MaritalArtist- June 13, 2012 at 9:12 pm
That's why Penn will beat MacDonald
rudygpimpg- June 13, 2012 at 3:35 pm
Great article this was
Dog Dicks Magoo- June 13, 2012 at 10:53 am
Why did they interview Ben Stiller? Still, a great article.
Dreasy420- June 13, 2012 at 10:37 am
This article is SO SWEET! What an interesting read from Kenny's perspective on the fights. It reminds me of that book 'Facing Ali', which goes into detail about his fights and everything surrounding them from the viewpoints of his opponents, I think most MMA fans here would appreciate that read, its fucking great! It was amazing to see boss playa BJ victorious in so many of the categories. What a stud. Keep these coming!! Bring in other fighters who have faced name opponents, same setup and layout, and get their views too! Hella cool article. Respect
Dreasy420- June 13, 2012 at 10:39 am
** Facing Ali is, of course, about Muhammed Ali
Mofo- June 13, 2012 at 10:28 am
For me, the Gomi fight was were it clicked how to throw a LONG jab. My boxing and muay thai teachers have never said anything about a long jab, they say you shouldn't change your stance too much and speed is about the only thing that matters and you're just meant to "work off your jab" and all that. But Florian was elongating his entire body and leaning way out there with a really long, committed jab, and it's not even the kind of thing you can easily throw a cross after because you've committed so far into it. That shit surprises people when I pull that in sparring. I'm not tall but with a long jab like that I surprise them with my reach.

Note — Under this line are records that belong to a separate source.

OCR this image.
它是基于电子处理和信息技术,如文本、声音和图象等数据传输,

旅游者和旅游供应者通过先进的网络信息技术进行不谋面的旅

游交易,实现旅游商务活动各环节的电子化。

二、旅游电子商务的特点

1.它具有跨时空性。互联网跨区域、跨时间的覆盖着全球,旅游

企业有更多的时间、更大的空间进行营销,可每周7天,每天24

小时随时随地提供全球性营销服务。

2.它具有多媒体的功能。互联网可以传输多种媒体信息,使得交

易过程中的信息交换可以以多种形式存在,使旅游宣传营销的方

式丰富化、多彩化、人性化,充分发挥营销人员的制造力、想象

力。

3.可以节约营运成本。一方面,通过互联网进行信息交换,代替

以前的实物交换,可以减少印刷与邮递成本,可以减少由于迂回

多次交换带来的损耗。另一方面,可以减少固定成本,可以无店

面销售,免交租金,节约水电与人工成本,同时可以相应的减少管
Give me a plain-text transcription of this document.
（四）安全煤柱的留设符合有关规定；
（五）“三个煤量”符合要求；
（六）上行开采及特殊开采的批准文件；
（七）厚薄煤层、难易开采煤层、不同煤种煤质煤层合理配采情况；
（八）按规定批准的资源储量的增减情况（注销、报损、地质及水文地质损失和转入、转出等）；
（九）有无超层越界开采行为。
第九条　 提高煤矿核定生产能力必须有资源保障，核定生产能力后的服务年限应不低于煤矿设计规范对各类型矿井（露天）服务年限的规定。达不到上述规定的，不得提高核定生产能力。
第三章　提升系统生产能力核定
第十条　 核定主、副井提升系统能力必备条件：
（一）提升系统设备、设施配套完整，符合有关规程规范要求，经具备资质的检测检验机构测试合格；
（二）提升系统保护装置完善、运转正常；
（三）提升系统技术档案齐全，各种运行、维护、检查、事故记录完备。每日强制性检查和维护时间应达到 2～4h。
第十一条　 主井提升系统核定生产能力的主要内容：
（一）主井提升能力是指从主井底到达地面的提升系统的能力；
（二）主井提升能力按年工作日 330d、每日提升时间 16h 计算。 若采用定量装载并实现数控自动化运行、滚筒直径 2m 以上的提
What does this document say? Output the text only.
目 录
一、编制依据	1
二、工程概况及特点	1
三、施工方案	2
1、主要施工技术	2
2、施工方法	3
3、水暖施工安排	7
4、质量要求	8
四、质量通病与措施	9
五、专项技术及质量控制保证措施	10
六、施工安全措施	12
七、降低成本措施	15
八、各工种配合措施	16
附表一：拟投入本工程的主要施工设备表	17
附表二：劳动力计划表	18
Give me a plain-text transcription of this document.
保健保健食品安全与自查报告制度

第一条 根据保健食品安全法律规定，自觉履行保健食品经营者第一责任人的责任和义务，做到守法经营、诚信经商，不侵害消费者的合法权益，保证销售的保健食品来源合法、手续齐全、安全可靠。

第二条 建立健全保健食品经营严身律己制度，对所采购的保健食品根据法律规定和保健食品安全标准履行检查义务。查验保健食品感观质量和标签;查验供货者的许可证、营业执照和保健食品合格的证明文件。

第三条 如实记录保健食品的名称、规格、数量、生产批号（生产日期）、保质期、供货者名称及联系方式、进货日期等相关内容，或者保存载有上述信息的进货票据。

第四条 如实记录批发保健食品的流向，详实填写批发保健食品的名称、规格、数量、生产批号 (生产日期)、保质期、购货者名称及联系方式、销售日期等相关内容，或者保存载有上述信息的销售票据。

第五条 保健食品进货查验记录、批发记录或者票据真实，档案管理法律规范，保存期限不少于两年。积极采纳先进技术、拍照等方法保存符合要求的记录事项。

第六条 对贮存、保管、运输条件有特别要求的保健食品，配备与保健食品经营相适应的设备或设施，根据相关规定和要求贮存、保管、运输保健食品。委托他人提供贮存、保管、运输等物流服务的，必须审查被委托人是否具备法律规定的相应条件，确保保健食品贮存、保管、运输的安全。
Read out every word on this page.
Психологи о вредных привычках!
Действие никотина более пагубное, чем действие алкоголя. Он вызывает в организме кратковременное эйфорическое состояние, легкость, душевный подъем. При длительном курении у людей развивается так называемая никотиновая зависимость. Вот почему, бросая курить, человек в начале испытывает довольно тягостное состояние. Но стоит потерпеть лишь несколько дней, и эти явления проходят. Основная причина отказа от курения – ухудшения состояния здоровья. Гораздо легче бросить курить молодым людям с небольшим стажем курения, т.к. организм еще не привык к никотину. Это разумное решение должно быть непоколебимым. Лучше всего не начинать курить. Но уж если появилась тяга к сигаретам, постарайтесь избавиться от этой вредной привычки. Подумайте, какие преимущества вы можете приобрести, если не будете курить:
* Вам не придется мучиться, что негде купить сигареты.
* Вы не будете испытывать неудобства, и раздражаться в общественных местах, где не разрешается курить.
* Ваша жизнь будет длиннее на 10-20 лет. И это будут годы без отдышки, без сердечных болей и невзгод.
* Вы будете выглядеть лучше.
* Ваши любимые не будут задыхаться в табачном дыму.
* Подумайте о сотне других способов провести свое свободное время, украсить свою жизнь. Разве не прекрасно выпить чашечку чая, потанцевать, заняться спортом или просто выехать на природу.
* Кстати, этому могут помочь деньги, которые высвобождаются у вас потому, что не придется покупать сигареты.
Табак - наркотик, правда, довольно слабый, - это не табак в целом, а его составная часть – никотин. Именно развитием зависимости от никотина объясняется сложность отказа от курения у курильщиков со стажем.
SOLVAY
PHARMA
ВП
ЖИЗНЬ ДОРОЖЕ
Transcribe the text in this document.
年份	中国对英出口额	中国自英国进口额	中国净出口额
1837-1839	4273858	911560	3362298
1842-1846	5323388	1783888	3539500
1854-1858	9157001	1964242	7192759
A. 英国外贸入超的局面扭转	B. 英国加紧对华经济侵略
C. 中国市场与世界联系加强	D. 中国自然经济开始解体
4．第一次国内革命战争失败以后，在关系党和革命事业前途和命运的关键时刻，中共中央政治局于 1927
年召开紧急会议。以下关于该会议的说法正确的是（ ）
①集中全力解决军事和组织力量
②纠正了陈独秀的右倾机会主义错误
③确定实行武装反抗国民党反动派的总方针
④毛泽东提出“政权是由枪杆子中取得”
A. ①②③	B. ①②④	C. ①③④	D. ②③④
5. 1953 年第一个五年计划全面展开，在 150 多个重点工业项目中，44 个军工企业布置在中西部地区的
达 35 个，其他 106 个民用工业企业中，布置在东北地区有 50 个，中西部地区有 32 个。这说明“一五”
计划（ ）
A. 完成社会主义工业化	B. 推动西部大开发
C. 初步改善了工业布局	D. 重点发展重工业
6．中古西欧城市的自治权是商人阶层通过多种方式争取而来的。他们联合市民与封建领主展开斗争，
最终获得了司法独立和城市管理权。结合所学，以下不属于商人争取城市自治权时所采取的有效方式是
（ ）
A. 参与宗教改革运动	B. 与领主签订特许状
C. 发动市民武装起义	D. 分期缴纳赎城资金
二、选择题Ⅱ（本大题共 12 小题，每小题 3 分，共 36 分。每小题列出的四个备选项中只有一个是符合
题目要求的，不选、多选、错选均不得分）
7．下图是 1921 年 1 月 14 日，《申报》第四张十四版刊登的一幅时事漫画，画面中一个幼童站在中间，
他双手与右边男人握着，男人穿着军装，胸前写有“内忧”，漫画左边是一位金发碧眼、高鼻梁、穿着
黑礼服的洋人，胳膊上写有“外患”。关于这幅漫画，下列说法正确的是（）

Mofo- June 13, 2012 at 10:24 am
Score one for CP! Best column in a LONG time. Just when I was wondering why I bother to keep checking this site, you pull me back in (Pacino voice).

You also had a guy who did a really technical breakdown of the striking that Nick Diaz uses, you need to make that guy a regular contributor. Real content, not just PR releases!